Abstract

Bryophytes from submerged habitats are particularly difficult to identify because developmental plasticity obscures their characteristic features. A deep-water moss population of uncertain identity was found isolated at a depth of 31 m within the perennially ice-covered Lake Vanda, Wright Valley, Antarctica. Through phylogenetic analysis of the chloroplast region, ribosomal subunit 4 gene, nuclear ribosomal DNA region, and the internal transcribed spacer region, the Lake Vanda moss was identified as the cosmopolitan species Bryum pseudotriquetrum and resolved to a clade containing exclusively specimens from Antarctica, specifically those from the neighbouring Taylor Valley and Granite Harbour. The close genetic similarity of the Lake Vanda population to other populations of B. pseudotriquetrum in Southern Victoria Land suggests that colonisation was likely to have been from local sources, and colonisation likely occurred at least 80–100 years ago, given the position of mosses in the deeper of two convection cells in the lake.

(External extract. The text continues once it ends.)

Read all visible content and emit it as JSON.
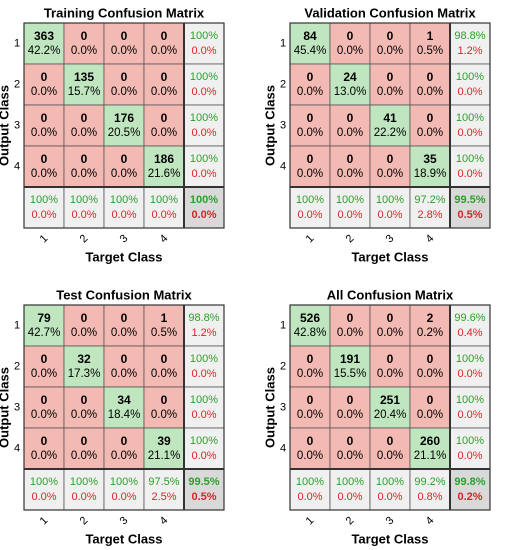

Light and scanning electron microscopy of in vitro cultured specimens revealed adaptations to permanent submersion, including very thin cell walls, which may increase CO2 absorption under water. The production of rhizoidal knots in contaminated, low-nutrient media, but not in axenic cultures, might result from interactions between the moss and organisms in the microbial mat from which it was isolated. The absence of mosses around the lake margin or elsewhere in Wright Valley highlights the importance of freshwater ecosystems as refugia for biodiversity in Antarctica.